Finish the report, then choose one next skill:
architecture-design when the target boundaries, contracts, tests, or
fitness checks are not yet approved;
architecture-plan when an approved design already exists and the user
wants executable sequencing;
- no next skill when the user asked for audit/scoring only.
If the user asks for the full remediation pipeline, name the sequence:
architecture-review → architecture-design → architecture-plan →
implementation by a mutator/engineer → architecture-review re-check. The
final handoff must include finding/evidence IDs, design decision IDs, scoped
modules/files, incremental steps, verification checks, acceptance criteria,
risk/rollback notes, and an explicit mutator/engineer implementation step.
Output
A completed review produces an architecture report using ../../templates/report.md.

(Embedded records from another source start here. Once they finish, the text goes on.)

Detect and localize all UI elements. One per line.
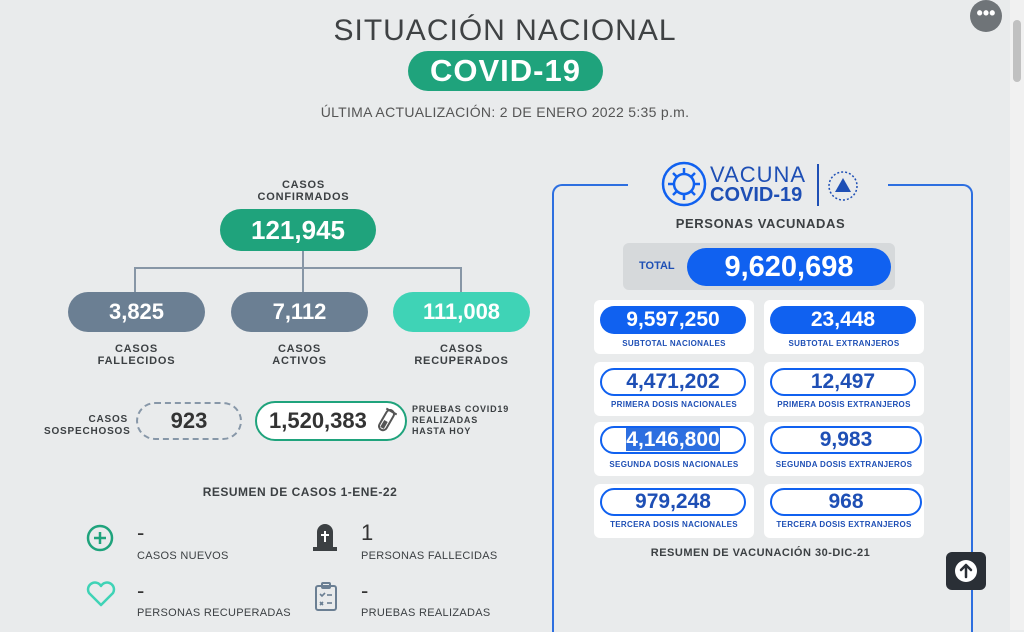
vaccination-summary-title: RESUMEN DE VACUNACIÓN 30-DIC-21 — [650, 547, 871, 559]
tests-value: 1,520,383 — [269, 408, 367, 433]
deaths-today-value: 1 — [361, 520, 374, 545]
active-value: 7,112 — [231, 292, 368, 332]
total-box: TOTAL 9,620,698 — [623, 243, 895, 290]
subtotal-foreign-card: 23,448 SUBTOTAL EXTRANJEROS — [764, 300, 924, 354]
national-emblem-icon — [827, 170, 859, 207]
first-dose-national-card: 4,471,202 PRIMERA DOSIS NACIONALES — [594, 362, 754, 416]
third-dose-foreign-card: 968 TERCERA DOSIS EXTRANJEROS — [764, 484, 924, 538]
virus-icon — [660, 160, 708, 213]
subtotal-national-label: SUBTOTAL NACIONALES — [622, 339, 726, 348]
second-dose-national-card: 4,146,800 SEGUNDA DOSIS NACIONALES — [594, 422, 754, 476]
covid-badge: COVID-19 — [408, 51, 603, 91]
connector-line — [302, 251, 304, 293]
deaths-today-label: PERSONAS FALLECIDAS — [361, 550, 498, 562]
plus-circle-icon — [86, 524, 114, 557]
vaccine-logo-line1: VACUNA — [710, 162, 807, 187]
connector-line — [460, 267, 462, 293]
deaths-value: 3,825 — [68, 292, 205, 332]
tombstone-icon — [312, 522, 338, 557]
third-dose-national-label: TERCERA DOSIS NACIONALES — [610, 520, 738, 529]
third-dose-national-card: 979,248 TERCERA DOSIS NACIONALES — [594, 484, 754, 538]
subtotal-national-value: 9,597,250 — [600, 306, 746, 334]
first-dose-national-label: PRIMERA DOSIS NACIONALES — [610, 400, 738, 409]
first-dose-national-value: 4,471,202 — [600, 368, 746, 396]
deaths-label: CASOS FALLECIDOS — [97, 343, 176, 367]
first-dose-foreign-card: 12,497 PRIMERA DOSIS EXTRANJEROS — [764, 362, 924, 416]
total-label: TOTAL — [639, 260, 675, 272]
clipboard-checklist-icon — [314, 582, 338, 617]
third-dose-foreign-value: 968 — [770, 488, 922, 516]
subtotal-national-card: 9,597,250 SUBTOTAL NACIONALES — [594, 300, 754, 354]
recovered-today-value: - — [137, 578, 145, 603]
third-dose-national-value: 979,248 — [600, 488, 746, 516]
vaccinated-heading: PERSONAS VACUNADAS — [675, 216, 846, 231]
logo-divider — [817, 164, 819, 206]
scrollbar-track[interactable] — [1010, 0, 1024, 630]
heart-icon — [86, 581, 116, 612]
tests-today-value: - — [361, 578, 369, 603]
scrollbar-thumb[interactable] — [1013, 20, 1021, 82]
second-dose-foreign-label: SEGUNDA DOSIS EXTRANJEROS — [775, 460, 913, 469]
suspected-value: 923 — [136, 402, 242, 440]
first-dose-foreign-label: PRIMERA DOSIS EXTRANJEROS — [777, 400, 911, 409]
third-dose-foreign-label: TERCERA DOSIS EXTRANJEROS — [776, 520, 912, 529]
recovered-value: 111,008 — [393, 292, 530, 332]
first-dose-foreign-value: 12,497 — [770, 368, 916, 396]
subtotal-foreign-label: SUBTOTAL EXTRANJEROS — [788, 339, 900, 348]
tests-box: 1,520,383 — [255, 401, 407, 441]
vaccine-logo-line2: COVID-19 — [710, 184, 803, 206]
vaccine-logo: VACUNA COVID-19 — [628, 160, 888, 212]
confirmed-label: CASOS CONFIRMADOS — [257, 179, 350, 203]
cases-summary-title: RESUMEN DE CASOS 1-ENE-22 — [202, 485, 398, 499]
second-dose-national-pill: 4,146,800 — [600, 426, 746, 454]
page-title: SITUACIÓN NACIONAL — [333, 14, 677, 47]
last-updated: ÚLTIMA ACTUALIZACIÓN: 2 DE ENERO 2022 5:… — [320, 104, 690, 120]
connector-line — [134, 267, 461, 269]
second-dose-foreign-value: 9,983 — [770, 426, 922, 454]
recovered-today-label: PERSONAS RECUPERADAS — [137, 607, 291, 619]
back-to-top-button[interactable] — [946, 552, 986, 590]
recovered-label: CASOS RECUPERADOS — [414, 343, 509, 367]
tests-label: PRUEBAS COVID19 REALIZADAS HASTA HOY — [412, 404, 510, 436]
second-dose-national-label: SEGUNDA DOSIS NACIONALES — [609, 460, 739, 469]
new-cases-value: - — [137, 520, 145, 545]
total-value: 9,620,698 — [687, 248, 891, 286]
arrow-up-icon — [955, 560, 977, 582]
subtotal-foreign-value: 23,448 — [770, 306, 916, 334]
connector-line — [134, 267, 136, 293]
confirmed-cases-value: 121,945 — [220, 209, 376, 251]
test-tube-icon — [375, 407, 398, 440]
second-dose-national-value[interactable]: 4,146,800 — [626, 428, 720, 451]
more-options-button[interactable]: ••• — [970, 0, 1002, 32]
new-cases-label: CASOS NUEVOS — [137, 550, 229, 562]
suspected-label: CASOS SOSPECHOSOS — [44, 414, 131, 437]
active-label: CASOS ACTIVOS — [272, 343, 327, 367]
second-dose-foreign-card: 9,983 SEGUNDA DOSIS EXTRANJEROS — [764, 422, 924, 476]
tests-today-label: PRUEBAS REALIZADAS — [361, 607, 491, 619]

The report must include interview_context, system_map, scores, findings,
evidence, and tool_coverage. Each finding must include a human-facing
narrative explaining the leak or drift, complexity impact, cascading-change
scenarios, recommendation, and trade-offs. If remediation is requested, recommend
exactly one primary next skill unless the user asks for the full pipeline:
architecture-design for target-state work, or architecture-plan only when an
approved design already exists and implementation sequencing is requested.
Required response clauses
When asked to describe the review workflow, include these clauses explicitly:
- Inspect docs, ADRs, manifests, and repository structure before asking.

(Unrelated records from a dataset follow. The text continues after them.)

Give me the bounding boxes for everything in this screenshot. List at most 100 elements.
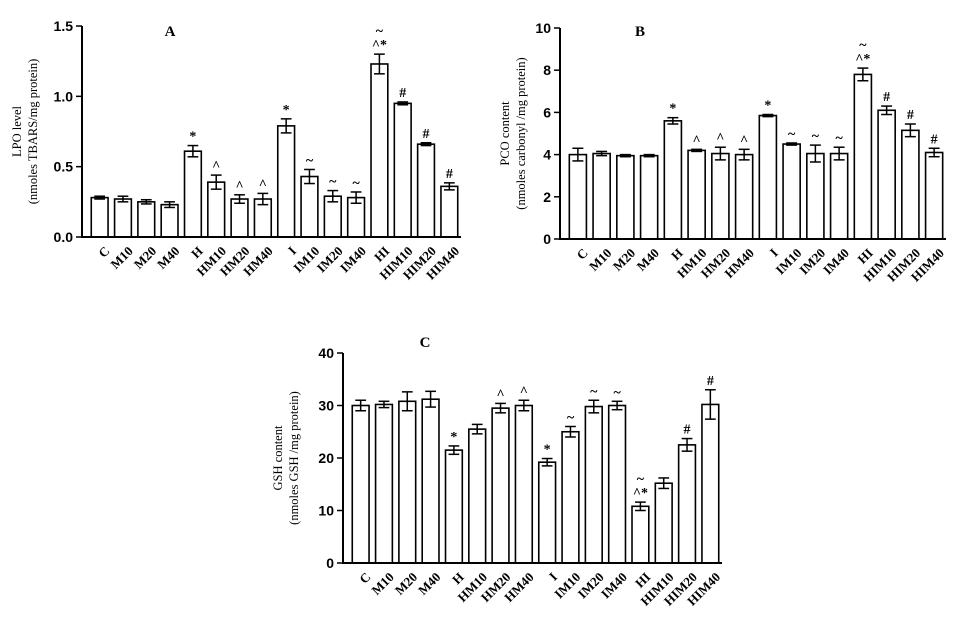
significance-marker: # xyxy=(684,423,691,438)
significance-marker: # xyxy=(931,132,938,147)
significance-marker: ^ xyxy=(716,131,724,146)
significance-marker: ~ xyxy=(812,129,820,144)
bar xyxy=(416,143,436,238)
x-tick-label: I xyxy=(767,245,781,259)
x-tick-label: M20 xyxy=(131,243,159,271)
bar xyxy=(806,152,825,240)
bar xyxy=(687,149,706,240)
significance-marker: ~ xyxy=(835,131,843,146)
y-tick-label: 0 xyxy=(543,231,551,247)
y-tick-label: 0 xyxy=(326,555,334,571)
significance-marker: * xyxy=(189,130,196,145)
bar xyxy=(421,398,440,564)
y-axis-label: GSH content xyxy=(271,425,285,490)
y-tick-label: 10 xyxy=(318,503,334,519)
bar xyxy=(924,151,944,240)
significance-marker: # xyxy=(707,374,714,389)
significance-marker: ^ xyxy=(740,133,748,148)
significance-marker: ~ xyxy=(637,472,645,487)
significance-marker: * xyxy=(450,430,457,445)
bar xyxy=(677,444,697,564)
significance-marker: ~ xyxy=(329,175,337,190)
significance-marker: ^ xyxy=(520,384,528,399)
y-tick-label: 8 xyxy=(543,62,551,78)
bar xyxy=(829,152,849,240)
bar xyxy=(901,129,920,240)
bar xyxy=(561,430,580,564)
x-tick-label: IM20 xyxy=(796,245,828,277)
y-tick-label: 20 xyxy=(318,450,334,466)
y-axis-label: LPO level xyxy=(10,105,24,157)
bar xyxy=(514,404,534,564)
bar xyxy=(276,125,296,238)
significance-marker: # xyxy=(399,86,406,101)
x-tick-label: M10 xyxy=(586,245,614,273)
x-tick-label: IM40 xyxy=(598,569,630,601)
panel-title: B xyxy=(635,24,645,40)
bar xyxy=(183,150,203,238)
y-tick-label: 6 xyxy=(543,104,551,120)
x-tick-label: M10 xyxy=(107,243,135,271)
bar xyxy=(758,114,778,240)
bar xyxy=(639,154,659,240)
bar xyxy=(631,505,650,564)
bar xyxy=(491,407,510,564)
bar xyxy=(711,152,730,240)
bar xyxy=(137,201,156,238)
bar xyxy=(351,404,370,564)
significance-marker: ^* xyxy=(855,52,870,67)
significance-marker: ^ xyxy=(259,177,267,192)
y-axis-label: (nmoles GSH /mg protein) xyxy=(287,391,301,525)
x-tick-label: IM10 xyxy=(290,243,322,275)
significance-marker: # xyxy=(423,127,430,142)
bar xyxy=(160,203,179,238)
significance-marker: ~ xyxy=(306,153,314,168)
significance-marker: * xyxy=(283,103,290,118)
significance-marker: ~ xyxy=(590,384,598,399)
x-tick-label: IM10 xyxy=(772,245,804,277)
significance-marker: ~ xyxy=(352,176,360,191)
bar xyxy=(374,403,394,564)
bar xyxy=(734,153,754,240)
y-tick-label: 2 xyxy=(543,189,551,205)
significance-marker: ^ xyxy=(693,133,701,148)
bar xyxy=(230,198,249,238)
bar xyxy=(90,196,109,238)
significance-marker: ^* xyxy=(633,486,648,501)
y-tick-label: 40 xyxy=(318,345,334,361)
bar xyxy=(398,400,417,564)
bar xyxy=(592,152,611,240)
bar xyxy=(568,153,588,240)
significance-marker: ~ xyxy=(859,38,867,53)
bar xyxy=(663,120,683,240)
panel-title: C xyxy=(420,335,431,351)
bar xyxy=(607,404,627,564)
bar xyxy=(584,405,603,564)
bar xyxy=(300,175,319,238)
significance-marker: ^ xyxy=(212,159,220,174)
x-tick-label: M40 xyxy=(415,569,443,597)
x-tick-label: I xyxy=(546,569,560,583)
x-tick-label: M20 xyxy=(392,569,420,597)
bar xyxy=(207,181,226,238)
bar xyxy=(877,109,896,240)
significance-marker: ~ xyxy=(788,127,796,142)
significance-marker: # xyxy=(883,90,890,105)
significance-marker: ^* xyxy=(372,38,387,53)
significance-marker: ^ xyxy=(235,179,243,194)
bar xyxy=(701,403,720,564)
y-tick-label: 1.0 xyxy=(54,88,74,104)
bar xyxy=(782,143,801,240)
x-tick-label: IM10 xyxy=(551,569,583,601)
y-tick-label: 4 xyxy=(543,147,551,163)
bar xyxy=(393,102,412,238)
y-tick-label: 10 xyxy=(535,20,551,36)
bar xyxy=(537,461,557,564)
y-axis-label: (nmoles carbonyl /mg protein) xyxy=(514,57,528,209)
x-tick-label: IM40 xyxy=(820,245,852,277)
y-tick-label: 0.5 xyxy=(54,159,74,175)
significance-marker: # xyxy=(907,108,914,123)
x-tick-label: M40 xyxy=(634,245,662,273)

- Treat architecture/design docs as intended architecture, not proof that the
implementation still matches them.
- Ask only for missing context whose answer changes the architecture assessment.

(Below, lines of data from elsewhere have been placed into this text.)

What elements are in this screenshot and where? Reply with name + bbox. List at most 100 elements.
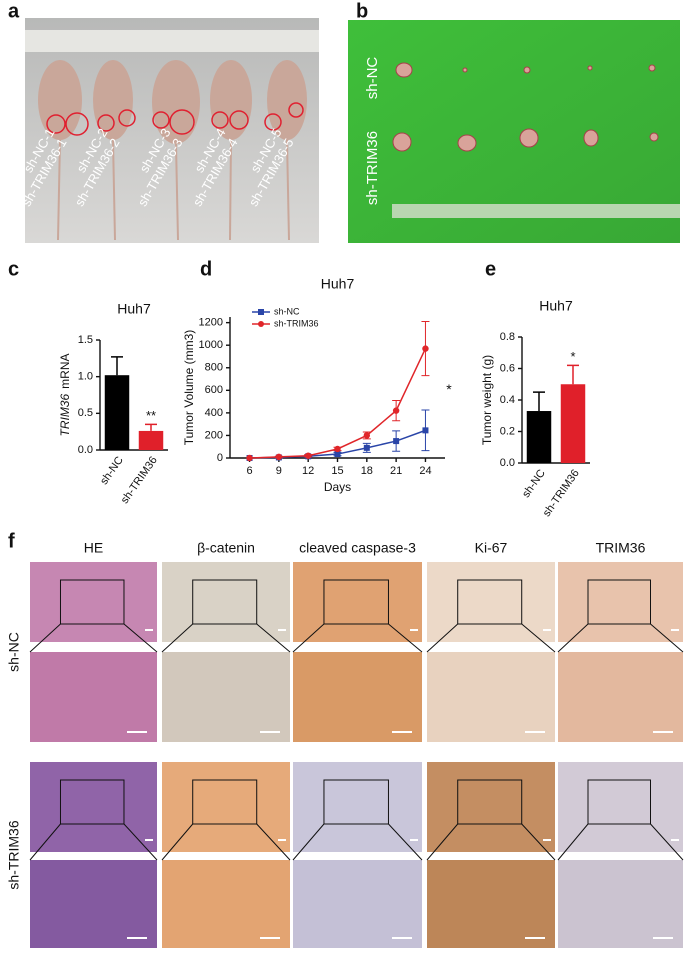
- x-tick-label: 24: [419, 465, 431, 477]
- y-tick-label: 0.8: [500, 331, 515, 343]
- zoom-box: [457, 779, 523, 825]
- row-label: sh-TRIM36: [6, 820, 22, 889]
- marker: [304, 452, 312, 459]
- y-axis-label: Tumor weight (g): [480, 355, 494, 445]
- legend-label: sh-TRIM36: [274, 318, 319, 328]
- marker: [393, 438, 400, 445]
- zoom-line: [29, 823, 158, 861]
- zoom-line: [557, 823, 684, 861]
- zoom-line: [292, 623, 423, 653]
- x-axis-label: Days: [324, 480, 351, 494]
- y-tick-label: 1.0: [78, 371, 93, 383]
- error-bar: [111, 356, 123, 376]
- micrograph-zoom: [293, 860, 422, 948]
- zoom-box: [587, 579, 651, 625]
- micrograph-zoom: [427, 652, 555, 742]
- zoom-box: [323, 579, 389, 625]
- marker: [275, 453, 283, 461]
- micrograph: [162, 562, 290, 642]
- legend-marker: [258, 321, 264, 327]
- error-bar: [567, 364, 579, 385]
- x-tick-label: 18: [361, 465, 373, 477]
- row-label: sh-NC: [364, 57, 381, 100]
- micrograph: [558, 562, 683, 642]
- zoom-box: [587, 779, 651, 825]
- y-tick-label: 0.4: [500, 394, 515, 406]
- column-header: cleaved caspase-3: [299, 540, 416, 556]
- micrograph: [293, 562, 422, 642]
- column-header: Ki-67: [475, 540, 508, 556]
- legend-label: sh-NC: [274, 306, 300, 316]
- photo-b: [348, 20, 680, 243]
- y-tick-label: 1000: [199, 339, 223, 351]
- zoom-line: [557, 623, 684, 653]
- error-bar: [145, 423, 157, 431]
- legend-marker: [258, 309, 264, 315]
- column-header: HE: [84, 540, 103, 556]
- y-tick-label: 0.5: [78, 407, 93, 419]
- panel-label: d: [200, 259, 212, 281]
- bar: [138, 430, 164, 450]
- x-tick-label: sh-NC: [98, 454, 126, 486]
- y-tick-label: 0.0: [78, 444, 93, 456]
- micrograph-zoom: [427, 860, 555, 948]
- y-axis-label-part: Tumor weight (g): [480, 355, 494, 445]
- zoom-box: [59, 579, 125, 625]
- annotation: *: [446, 381, 452, 397]
- zoom-line: [292, 823, 423, 861]
- micrograph-zoom: [30, 652, 157, 742]
- zoom-box: [59, 779, 125, 825]
- chart-title: Huh7: [539, 298, 573, 314]
- x-tick-label: 15: [331, 465, 343, 477]
- row-label: sh-TRIM36: [364, 131, 381, 205]
- micrograph-zoom: [293, 652, 422, 742]
- marker: [363, 432, 371, 439]
- zoom-line: [426, 623, 556, 653]
- marker: [334, 445, 341, 453]
- y-tick-label: 0.2: [500, 425, 515, 437]
- marker: [363, 444, 370, 451]
- y-tick-label: 0: [217, 452, 223, 464]
- y-tick-label: 600: [205, 384, 223, 396]
- micrograph-zoom: [30, 860, 157, 948]
- y-tick-label: 1.5: [78, 334, 93, 346]
- y-tick-label: 800: [205, 362, 223, 374]
- zoom-box: [323, 779, 389, 825]
- y-tick-label: 0.0: [500, 457, 515, 469]
- marker: [246, 454, 253, 462]
- x-tick-label: 6: [246, 465, 252, 477]
- chart-title: Huh7: [321, 276, 355, 292]
- micrograph-zoom: [162, 860, 290, 948]
- photo-a: [25, 18, 319, 243]
- zoom-line: [161, 623, 291, 653]
- y-tick-label: 200: [205, 429, 223, 441]
- y-axis-label: TRIM36 mRNA: [58, 353, 72, 436]
- panel-label: a: [8, 1, 20, 23]
- y-axis-label: Tumor Volume (mm3): [182, 330, 196, 446]
- panel-label: f: [8, 531, 15, 553]
- column-header: β-catenin: [197, 540, 255, 556]
- zoom-box: [457, 579, 523, 625]
- panel-label: e: [485, 259, 496, 281]
- bar: [104, 375, 130, 450]
- zoom-line: [161, 823, 291, 861]
- zoom-line: [426, 823, 556, 861]
- marker: [422, 427, 429, 434]
- zoom-box: [192, 779, 258, 825]
- y-tick-label: 0.6: [500, 362, 515, 374]
- micrograph-zoom: [162, 652, 290, 742]
- x-tick-label: sh-NC: [520, 467, 548, 499]
- micrograph: [30, 562, 157, 642]
- x-tick-label: 12: [302, 465, 314, 477]
- micrograph: [427, 562, 555, 642]
- bar: [526, 411, 552, 463]
- marker: [392, 407, 400, 414]
- x-tick-label: 9: [276, 465, 282, 477]
- error-bar: [533, 391, 545, 412]
- micrograph-zoom: [558, 652, 683, 742]
- zoom-box: [192, 579, 258, 625]
- marker: [422, 345, 429, 352]
- significance: **: [146, 408, 156, 423]
- row-label: sh-NC: [6, 632, 22, 672]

- Validate the working model before scoring.
- Build the system map before scoring; never score from directory shape alone.
- Require cited evidence and per-dimension tool coverage before findings or scores.
- Keep the review read-only on source; route implementation to a mutator or
engineer.
When the user asks to review and refactor, separate the response into review,
scoring/recommendations, next-skill recommendation, and implementation handoff.
Use the exact skill name that applies next: architecture-design when target
state is missing, or architecture-plan when an approved design already exists.
State that the architect refuses source edits, and that the handoff includes
verification steps and acceptance criteria for the mutator or engineer.
Structured questions by runtime
Use references/interview.md for the full interview and fallback rules. In the
main review flow:
- Determine availability only from the active runtime's exposed tool list,
never from source agent metadata, per-target overlays, repo metadata, or
generated config.
- Use concrete tool names only when that tool is actually exposed.
- If no structured-question tool is available, ask exactly one plain prose question and wait.
- Ambiguous or deferred answers become
missing_evidence and lower
analysis_confidence.
Hard rules
- No scoring before a validated working model and system map; never score from
directory shape alone.
- No trusting stale architecture docs as implementation truth.
- No finding without cited evidence and a human-facing narrative.
- No high-quality band on low confidence.
- Read-only on source. Recommend exactly one primary next skill: route target
definition through
architecture-design, or route approved implementation
sequencing to a mutator/engineer via architecture-plan with
verification-backed acceptance criteria.